A federal judge in Chicago sided with consumers this week in a products liability suit, finding enough support alleging that Kraft Heinz Co. falsely labeled its macaroni and cheese as having no preservatives.

On Wednesday, U.S. District Judge Mary M. Rowland for the Northern District of Illinois rejected Kraft's motion to dismiss class action fraud allegations brought by consumers who take issue with the "mac & cheese" products containing preservatives such as citric acid, sodium phosphate or sodium triphosphate.

In the case captioned Hayes v. Kraft Heinz, the Chicago-headquartered food conglomerate had argued that the plaintiffs failed to plausibly allege that the ingredients function as preservatives, among other claims.

The district court, however, disagreed, finding that the plaintiffs sufficiently drew a connection between the industry practice of using artifically derived citric acid and Kraft's practices.

"Plaintiffs also cite to scholarly articles describing both ingredients' role in preserving food, as well as [U.S. Food and Drug Administration] guidance that describes citric acid as a preservative. These allegations are enough to withstand a motion to dismiss," Rowland wrote, looking to the U.S. District Court for the Southern District of New York's ruling in favor of the plaintiff in Mason v. Reed's, in part because of the detailed allegations that the FDA sent warning letters "that suggested citric acid was a preservative" and an explanation on how it acts as a preservative in food products.

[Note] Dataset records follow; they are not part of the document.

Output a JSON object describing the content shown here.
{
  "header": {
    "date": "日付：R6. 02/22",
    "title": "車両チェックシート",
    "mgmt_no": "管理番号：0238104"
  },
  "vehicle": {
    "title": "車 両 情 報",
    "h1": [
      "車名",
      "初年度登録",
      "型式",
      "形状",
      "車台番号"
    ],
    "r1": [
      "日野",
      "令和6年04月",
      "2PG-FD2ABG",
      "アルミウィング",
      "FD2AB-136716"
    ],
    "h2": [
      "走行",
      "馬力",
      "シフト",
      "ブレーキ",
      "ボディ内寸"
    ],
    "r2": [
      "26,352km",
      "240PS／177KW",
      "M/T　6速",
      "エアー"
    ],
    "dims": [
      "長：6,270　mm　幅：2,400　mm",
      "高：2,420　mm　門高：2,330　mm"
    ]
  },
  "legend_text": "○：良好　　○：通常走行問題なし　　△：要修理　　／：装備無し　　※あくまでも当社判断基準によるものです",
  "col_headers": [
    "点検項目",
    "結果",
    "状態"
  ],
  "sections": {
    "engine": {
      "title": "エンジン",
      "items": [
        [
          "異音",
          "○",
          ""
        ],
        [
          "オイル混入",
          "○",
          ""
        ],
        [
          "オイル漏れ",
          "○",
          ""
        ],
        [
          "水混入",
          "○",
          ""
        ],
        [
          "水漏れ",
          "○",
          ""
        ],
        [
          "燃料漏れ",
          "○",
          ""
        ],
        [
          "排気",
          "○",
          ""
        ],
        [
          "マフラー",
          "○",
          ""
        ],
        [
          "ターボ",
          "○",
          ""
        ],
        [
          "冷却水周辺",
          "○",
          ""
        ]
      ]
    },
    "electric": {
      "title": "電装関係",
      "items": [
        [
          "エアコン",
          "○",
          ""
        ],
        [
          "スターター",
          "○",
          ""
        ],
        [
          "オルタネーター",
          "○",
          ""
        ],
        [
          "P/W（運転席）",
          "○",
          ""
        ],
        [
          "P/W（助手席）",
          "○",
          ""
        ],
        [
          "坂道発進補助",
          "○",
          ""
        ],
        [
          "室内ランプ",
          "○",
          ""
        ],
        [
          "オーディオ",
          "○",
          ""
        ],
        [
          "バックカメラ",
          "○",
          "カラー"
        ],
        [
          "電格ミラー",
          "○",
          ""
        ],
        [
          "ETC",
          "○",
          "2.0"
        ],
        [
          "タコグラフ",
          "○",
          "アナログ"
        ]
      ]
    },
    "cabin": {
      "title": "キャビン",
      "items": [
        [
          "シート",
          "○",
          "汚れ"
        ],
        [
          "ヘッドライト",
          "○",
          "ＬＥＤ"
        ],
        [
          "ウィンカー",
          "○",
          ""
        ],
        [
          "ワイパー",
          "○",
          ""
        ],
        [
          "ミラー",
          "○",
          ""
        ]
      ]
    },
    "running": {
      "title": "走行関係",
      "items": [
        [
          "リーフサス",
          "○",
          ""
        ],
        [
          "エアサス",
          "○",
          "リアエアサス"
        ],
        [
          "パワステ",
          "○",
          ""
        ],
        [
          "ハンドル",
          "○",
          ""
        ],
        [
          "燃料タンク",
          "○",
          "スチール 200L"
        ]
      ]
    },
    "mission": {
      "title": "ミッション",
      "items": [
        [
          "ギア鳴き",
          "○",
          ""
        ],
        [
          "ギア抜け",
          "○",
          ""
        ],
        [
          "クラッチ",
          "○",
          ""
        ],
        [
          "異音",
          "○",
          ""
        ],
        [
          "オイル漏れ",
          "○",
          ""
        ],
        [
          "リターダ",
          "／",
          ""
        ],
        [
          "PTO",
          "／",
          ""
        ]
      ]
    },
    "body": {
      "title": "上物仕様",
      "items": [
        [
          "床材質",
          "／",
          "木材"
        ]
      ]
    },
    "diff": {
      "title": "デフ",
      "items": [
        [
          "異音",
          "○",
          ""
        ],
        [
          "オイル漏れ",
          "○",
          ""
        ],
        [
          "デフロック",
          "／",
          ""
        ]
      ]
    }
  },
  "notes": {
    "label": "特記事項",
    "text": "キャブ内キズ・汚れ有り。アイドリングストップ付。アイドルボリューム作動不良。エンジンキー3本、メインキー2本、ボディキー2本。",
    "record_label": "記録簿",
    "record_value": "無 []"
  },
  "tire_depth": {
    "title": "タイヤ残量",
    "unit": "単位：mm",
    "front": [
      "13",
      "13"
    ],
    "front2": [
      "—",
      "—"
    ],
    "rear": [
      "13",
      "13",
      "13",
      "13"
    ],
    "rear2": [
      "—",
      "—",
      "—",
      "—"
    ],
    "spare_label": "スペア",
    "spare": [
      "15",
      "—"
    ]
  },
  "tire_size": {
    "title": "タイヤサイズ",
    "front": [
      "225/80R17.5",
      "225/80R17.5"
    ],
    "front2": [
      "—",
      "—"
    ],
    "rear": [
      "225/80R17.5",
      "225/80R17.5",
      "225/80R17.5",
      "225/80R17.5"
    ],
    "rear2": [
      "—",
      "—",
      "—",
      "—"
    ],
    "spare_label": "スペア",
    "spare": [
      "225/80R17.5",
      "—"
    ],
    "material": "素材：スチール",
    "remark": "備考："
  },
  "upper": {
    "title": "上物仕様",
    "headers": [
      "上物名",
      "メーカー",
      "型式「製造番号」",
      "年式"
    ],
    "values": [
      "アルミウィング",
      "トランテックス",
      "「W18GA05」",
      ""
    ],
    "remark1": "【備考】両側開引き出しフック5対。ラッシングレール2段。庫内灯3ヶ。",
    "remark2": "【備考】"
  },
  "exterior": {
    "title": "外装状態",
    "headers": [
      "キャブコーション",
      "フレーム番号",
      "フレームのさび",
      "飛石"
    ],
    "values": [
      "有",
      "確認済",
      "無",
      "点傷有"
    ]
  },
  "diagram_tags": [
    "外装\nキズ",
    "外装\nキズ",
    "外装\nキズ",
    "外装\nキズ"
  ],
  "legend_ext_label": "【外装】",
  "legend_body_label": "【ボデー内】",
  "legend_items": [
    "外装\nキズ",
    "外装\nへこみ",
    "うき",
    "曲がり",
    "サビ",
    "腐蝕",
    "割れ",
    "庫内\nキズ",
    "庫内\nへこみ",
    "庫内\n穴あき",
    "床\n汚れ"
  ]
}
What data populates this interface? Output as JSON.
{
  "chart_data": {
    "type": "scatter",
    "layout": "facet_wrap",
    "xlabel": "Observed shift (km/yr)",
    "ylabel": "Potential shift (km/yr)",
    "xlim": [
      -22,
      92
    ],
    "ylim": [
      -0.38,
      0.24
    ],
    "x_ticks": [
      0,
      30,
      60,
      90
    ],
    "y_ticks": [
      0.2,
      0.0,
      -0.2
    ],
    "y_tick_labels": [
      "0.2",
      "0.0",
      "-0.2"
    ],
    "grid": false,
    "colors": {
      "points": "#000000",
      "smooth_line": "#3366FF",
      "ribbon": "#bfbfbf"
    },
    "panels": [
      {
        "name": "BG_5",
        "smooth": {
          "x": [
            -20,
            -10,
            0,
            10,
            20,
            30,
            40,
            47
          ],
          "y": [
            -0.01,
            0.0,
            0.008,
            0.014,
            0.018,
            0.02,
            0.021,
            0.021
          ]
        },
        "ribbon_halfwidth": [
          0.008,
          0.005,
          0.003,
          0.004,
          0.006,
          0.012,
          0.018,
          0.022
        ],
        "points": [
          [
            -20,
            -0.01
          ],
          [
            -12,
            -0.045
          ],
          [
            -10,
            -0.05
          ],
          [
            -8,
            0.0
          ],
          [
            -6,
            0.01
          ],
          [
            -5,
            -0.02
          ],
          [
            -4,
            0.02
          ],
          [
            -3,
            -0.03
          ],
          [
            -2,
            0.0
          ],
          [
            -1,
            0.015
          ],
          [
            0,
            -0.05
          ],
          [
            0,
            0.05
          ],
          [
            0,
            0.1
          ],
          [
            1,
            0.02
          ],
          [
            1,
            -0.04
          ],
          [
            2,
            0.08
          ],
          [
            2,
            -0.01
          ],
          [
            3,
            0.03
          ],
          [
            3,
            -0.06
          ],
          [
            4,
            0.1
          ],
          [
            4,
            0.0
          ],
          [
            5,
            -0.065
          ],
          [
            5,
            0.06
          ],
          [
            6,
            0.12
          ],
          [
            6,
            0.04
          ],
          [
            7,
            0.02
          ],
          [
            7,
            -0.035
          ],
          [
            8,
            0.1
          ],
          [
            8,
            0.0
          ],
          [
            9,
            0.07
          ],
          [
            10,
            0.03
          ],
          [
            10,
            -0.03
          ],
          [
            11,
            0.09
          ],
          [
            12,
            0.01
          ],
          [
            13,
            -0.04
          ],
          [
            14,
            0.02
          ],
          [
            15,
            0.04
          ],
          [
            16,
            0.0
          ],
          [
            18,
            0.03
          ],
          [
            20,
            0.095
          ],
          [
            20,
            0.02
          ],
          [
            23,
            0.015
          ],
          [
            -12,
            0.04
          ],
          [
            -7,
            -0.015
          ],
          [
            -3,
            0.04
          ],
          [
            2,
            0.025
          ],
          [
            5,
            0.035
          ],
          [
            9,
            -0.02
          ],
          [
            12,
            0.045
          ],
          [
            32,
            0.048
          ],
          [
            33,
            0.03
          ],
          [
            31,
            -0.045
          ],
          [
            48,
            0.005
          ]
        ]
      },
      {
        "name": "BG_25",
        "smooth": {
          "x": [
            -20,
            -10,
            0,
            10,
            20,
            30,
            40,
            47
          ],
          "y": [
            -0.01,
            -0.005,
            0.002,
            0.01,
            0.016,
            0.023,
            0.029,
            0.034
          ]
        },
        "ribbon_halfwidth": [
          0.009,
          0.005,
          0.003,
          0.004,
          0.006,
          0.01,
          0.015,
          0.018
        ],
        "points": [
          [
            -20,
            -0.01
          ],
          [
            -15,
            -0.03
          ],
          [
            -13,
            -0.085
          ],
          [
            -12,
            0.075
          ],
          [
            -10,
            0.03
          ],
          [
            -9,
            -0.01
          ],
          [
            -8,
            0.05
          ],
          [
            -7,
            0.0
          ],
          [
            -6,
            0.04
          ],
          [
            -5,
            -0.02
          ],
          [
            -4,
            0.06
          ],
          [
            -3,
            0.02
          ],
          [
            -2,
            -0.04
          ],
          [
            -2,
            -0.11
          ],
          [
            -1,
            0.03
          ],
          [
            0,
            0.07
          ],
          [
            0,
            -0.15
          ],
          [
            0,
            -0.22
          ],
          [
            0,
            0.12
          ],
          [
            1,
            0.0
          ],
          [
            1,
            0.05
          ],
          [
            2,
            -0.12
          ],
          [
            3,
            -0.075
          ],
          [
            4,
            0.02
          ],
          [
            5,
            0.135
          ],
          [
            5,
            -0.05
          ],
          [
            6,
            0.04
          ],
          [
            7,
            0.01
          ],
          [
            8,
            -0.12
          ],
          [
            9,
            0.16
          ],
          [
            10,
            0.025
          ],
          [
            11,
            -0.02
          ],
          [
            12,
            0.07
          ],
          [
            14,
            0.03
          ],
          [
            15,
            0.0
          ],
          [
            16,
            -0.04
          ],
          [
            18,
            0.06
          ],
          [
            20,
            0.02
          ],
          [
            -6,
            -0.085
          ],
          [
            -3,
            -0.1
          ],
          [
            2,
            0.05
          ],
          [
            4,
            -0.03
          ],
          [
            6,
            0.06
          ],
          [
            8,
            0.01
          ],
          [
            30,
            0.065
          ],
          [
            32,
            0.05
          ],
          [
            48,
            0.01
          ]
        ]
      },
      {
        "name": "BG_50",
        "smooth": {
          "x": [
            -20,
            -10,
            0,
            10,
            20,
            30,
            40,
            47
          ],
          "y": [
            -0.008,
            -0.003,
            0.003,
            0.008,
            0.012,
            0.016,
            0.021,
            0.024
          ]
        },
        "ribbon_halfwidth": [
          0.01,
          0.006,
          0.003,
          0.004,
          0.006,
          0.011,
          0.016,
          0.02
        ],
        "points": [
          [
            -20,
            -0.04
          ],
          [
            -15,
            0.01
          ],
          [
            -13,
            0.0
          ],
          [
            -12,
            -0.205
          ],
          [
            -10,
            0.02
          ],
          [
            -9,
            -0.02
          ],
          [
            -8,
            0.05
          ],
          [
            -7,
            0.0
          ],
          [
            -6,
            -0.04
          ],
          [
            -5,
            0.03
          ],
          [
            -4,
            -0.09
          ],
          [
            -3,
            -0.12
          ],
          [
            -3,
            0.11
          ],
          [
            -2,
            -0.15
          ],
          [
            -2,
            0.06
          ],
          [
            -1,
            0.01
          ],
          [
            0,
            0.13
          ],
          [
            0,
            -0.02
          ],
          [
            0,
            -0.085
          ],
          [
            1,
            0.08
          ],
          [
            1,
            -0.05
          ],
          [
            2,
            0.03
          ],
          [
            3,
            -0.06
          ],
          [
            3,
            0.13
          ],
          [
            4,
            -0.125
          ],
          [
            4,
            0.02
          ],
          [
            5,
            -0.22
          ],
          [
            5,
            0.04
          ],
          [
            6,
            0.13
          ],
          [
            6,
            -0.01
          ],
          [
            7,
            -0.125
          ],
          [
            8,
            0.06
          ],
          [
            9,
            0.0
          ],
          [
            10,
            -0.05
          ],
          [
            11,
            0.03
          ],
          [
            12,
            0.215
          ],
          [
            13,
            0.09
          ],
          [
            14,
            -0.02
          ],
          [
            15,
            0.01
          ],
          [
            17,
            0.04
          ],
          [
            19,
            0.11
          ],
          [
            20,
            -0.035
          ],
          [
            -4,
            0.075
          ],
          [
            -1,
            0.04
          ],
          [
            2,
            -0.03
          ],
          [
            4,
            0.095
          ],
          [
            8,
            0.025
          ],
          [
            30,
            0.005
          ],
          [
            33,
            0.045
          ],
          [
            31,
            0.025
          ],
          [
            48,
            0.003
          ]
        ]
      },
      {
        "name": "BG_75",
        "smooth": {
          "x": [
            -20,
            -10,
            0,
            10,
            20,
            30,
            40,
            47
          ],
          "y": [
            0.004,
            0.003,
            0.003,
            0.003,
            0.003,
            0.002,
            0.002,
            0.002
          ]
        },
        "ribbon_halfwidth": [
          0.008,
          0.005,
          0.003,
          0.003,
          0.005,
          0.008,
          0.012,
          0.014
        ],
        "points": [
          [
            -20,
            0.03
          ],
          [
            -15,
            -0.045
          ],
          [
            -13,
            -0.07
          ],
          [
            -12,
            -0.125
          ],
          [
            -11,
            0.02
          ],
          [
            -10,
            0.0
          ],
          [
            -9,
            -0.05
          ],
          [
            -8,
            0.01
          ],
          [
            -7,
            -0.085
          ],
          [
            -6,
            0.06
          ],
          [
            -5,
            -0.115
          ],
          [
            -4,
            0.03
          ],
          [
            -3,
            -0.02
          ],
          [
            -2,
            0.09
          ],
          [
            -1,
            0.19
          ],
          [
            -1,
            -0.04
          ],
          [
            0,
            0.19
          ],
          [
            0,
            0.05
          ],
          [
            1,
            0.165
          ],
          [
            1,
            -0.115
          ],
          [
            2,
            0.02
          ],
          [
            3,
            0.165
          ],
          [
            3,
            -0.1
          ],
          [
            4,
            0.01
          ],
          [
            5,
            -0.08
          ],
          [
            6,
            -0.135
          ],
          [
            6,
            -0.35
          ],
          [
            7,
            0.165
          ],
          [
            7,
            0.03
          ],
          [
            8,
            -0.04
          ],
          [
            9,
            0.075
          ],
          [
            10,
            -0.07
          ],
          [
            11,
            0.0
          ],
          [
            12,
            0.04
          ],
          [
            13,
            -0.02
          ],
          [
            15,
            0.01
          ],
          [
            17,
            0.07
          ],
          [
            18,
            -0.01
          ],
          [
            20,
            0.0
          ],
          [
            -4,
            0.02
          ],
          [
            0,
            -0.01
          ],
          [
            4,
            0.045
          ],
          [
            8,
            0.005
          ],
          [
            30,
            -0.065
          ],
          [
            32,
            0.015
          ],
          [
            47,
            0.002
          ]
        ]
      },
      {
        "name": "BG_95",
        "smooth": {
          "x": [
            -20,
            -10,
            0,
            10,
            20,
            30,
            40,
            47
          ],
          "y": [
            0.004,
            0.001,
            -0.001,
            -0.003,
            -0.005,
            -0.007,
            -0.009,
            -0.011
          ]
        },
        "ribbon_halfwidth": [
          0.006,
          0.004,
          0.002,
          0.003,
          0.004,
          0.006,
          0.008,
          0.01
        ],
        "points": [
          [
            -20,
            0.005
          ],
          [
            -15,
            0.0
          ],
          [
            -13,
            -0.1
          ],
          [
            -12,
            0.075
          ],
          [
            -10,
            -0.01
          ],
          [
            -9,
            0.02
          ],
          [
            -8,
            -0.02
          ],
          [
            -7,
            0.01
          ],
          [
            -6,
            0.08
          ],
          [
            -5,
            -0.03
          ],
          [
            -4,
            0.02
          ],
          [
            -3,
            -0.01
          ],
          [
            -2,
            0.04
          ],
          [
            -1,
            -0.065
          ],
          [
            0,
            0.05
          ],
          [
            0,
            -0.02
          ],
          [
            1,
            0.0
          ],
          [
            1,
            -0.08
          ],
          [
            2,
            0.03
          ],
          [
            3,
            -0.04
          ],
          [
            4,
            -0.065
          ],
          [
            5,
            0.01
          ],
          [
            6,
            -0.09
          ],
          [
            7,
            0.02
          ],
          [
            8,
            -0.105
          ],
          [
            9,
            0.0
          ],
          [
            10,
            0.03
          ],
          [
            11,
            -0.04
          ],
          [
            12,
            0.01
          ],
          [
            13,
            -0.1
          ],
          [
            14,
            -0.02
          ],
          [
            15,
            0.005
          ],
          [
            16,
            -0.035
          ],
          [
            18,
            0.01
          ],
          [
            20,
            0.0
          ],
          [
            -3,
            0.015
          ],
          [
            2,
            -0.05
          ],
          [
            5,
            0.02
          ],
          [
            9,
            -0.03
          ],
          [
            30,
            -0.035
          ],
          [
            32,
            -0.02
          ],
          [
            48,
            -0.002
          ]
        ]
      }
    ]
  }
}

The plaintiff, David Hayes, filed the suit in DuPage County Circuit Court before it was removed to federal court in December by Kraft's attorney, Dean Panos, a partner at Jenner & Block in Chicago. Kraft subsequently filed a motion to dismiss the class action suit led Hayes and two others for failing to allege that the ingredients are artificial or that they function as preservatives.

Kraft relied on the Illinois federal court's 2019 decision inTarzian v. Kraft. In Tarzian, the plaintiffs described the process by which citric acid could be cultivated through a synthetic process from a type of black mold, Aspergillus niger, and claimed that it was uneconomical for food producers to use natural citric acid, which can be extracted from fruit. However, the court found that the plaintiffs did not specifically allege that Kraft used the artificially produced citric acid and only alleged that the industry relied on the "commonly used" citric acid cultivation.

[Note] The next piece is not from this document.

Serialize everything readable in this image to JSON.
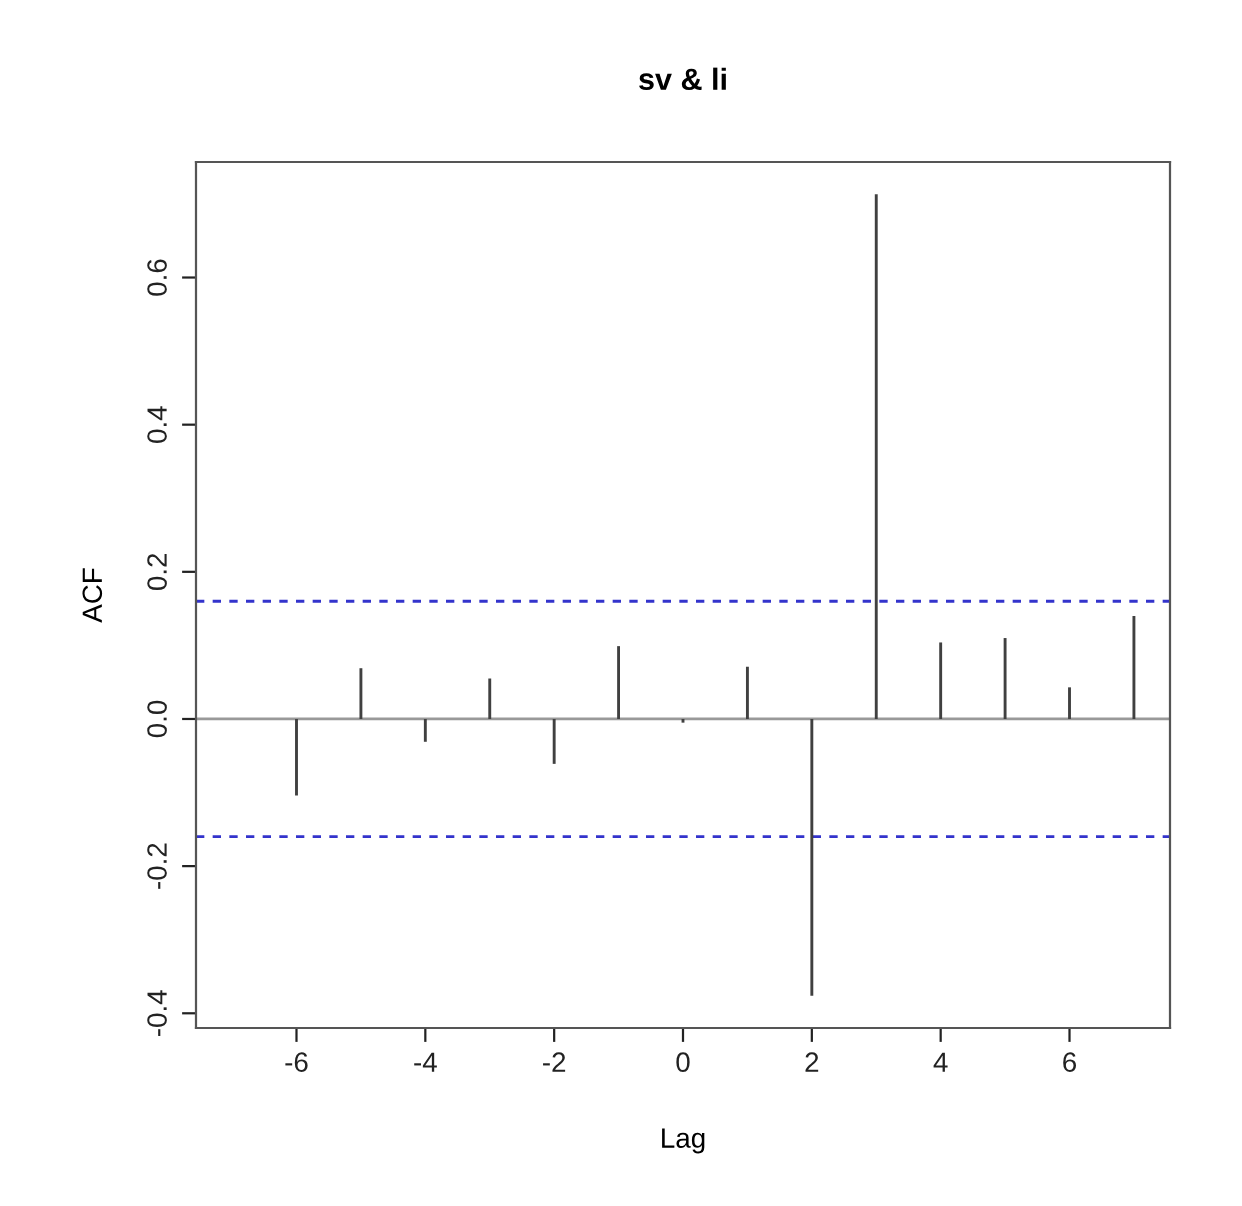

Rowland said that wasn't true for the present case.

"The court does not dispute Tarzian's reasoning and agrees that simply alleging a 'common industry practice' is insufficient to state a claim. However, the court believes that plaintiffs here have drawn a sufficient connection between the industry practice of using artificial citric acid and defendants’ practices," Rowland wrote, noting that the Hayes plaintiffs incorporated several academic studies and articles describing the history behind citric acid and the explosion of its artificially derived varieties.

"Plaintiffs cite articles explaining that '[o]ver 90% of the citric acid used around the globe today is produced from fermentation.' Another article explains that approximately 99% of the manufactured (as opposed to naturally occurring) citric acid in the world is cultivated from Aspergillus niger. The sources in plaintiffs’ complaint further explain that naturally occurring citric acid was used commercially until approximately 1916, where production peaked at around 17,500 tons a year. A few years later, a food chemist discovered that citric acid could be extracted from Aspergillus niger, and today, over 2 million tons are produced a year," Rowland said, finding the plaintiffs' complaint "goes beyond simple allegations of a common industry practice."

Kraft had further argued that the plaintiffs failed to adequately allege that its products contain citric acid that was derived artificially, pointing to a similar requirement from a ruling earlier this year from the Southern District of New York in Valencia v. Snapple Beverage.

"But plaintiffs’ allegations here do not suffer from the same defect. Plaintiffs’ complaint explains, for example, that 'unlike natural citric acid,' citric acid derived from Aspergillus niger 'is highly inflammatory.' Plaintiffs further allege that '[c]onsumption of manufactured citric acid has been associated with adverse health events like joint pain with swelling and stiffness, muscular and stomach pain, as well as shortness of breath,'" Rowland wrote. "Unlike in Valencia, plaintiffs have described several respects in which artificial citric acid differs from natural citric acid. Dismissal on this basis is thus inappropriate."

The Hayes plaintiffs are represented by local attorney David B. Levin of the Law Offices of Todd M. Friedman, as well as Craig Straub, a partner at Crosner Legal in Beverly Hills. The California firm is leading similar cases that take issue with Kraft's claims that there are no artificial flavors or preservatives in its macaroni and cheese products, as well as claims against Ocean Spray Cranberry juice.

Messages seeking comment were not immediately returned from the plaintiffs' attorneys or from Panos on behalf of Kraft.